Aluminium prices steadied on Thursday after hitting a six-week high earlier in the session, as a stronger dollar offset fund buying spurred by concerns over tight supply of the key raw material.
Three-month aluminium on the London Metal Exchange rose 0.2% to $2,492 a metric ton in official open-outcry trading.
The metal used in transportation, construction and packaging touched $2,531, its highest since July 9, earlier in the session amid buying by funds known as commodity trading advisors (CTAs), which are largely driven by computer programs.
“The market is now running into some evidence of a producer offer,” said Alastair Munro, senior base metals strategist at Marex.
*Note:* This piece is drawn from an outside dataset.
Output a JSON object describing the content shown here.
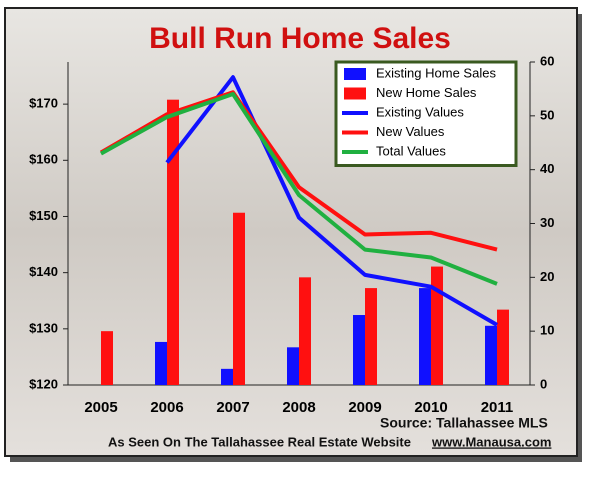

Aluminium is on track for a 5% gain this week, its strongest weekly growth in four months, against a backdrop of higher demand for alumina, the intermediate product between bauxite and aluminium, and tight supply of bauxite.
Commodities markets are also keeping an eye on Canada, where rail freight could come to a grinding halt after the country’s two biggest railroad operators announced simultaneous work stoppages over labour contracts.
Canada is the largest aluminium supplier to the U.S., but the aluminium premiums paid above the LME benchmark by U.S. buyers have been steady so far.
Meanwhile LME zinc was up 0.7% at $2,871 a ton in official activity after hitting $2,882, its highest since July 17.
Large Chinese zinc smelters have agreed to adjust planned maintenance on production lines and postpone commissioning of new capacity as falling ore processing prices have eroded profits.
In other metals, LME copper fell 0.8% to $9,185 a ton, lead was down 0.2% at $2,082, tin added 0.4% to $32,825 and nickel lost 2.4% to $16,500.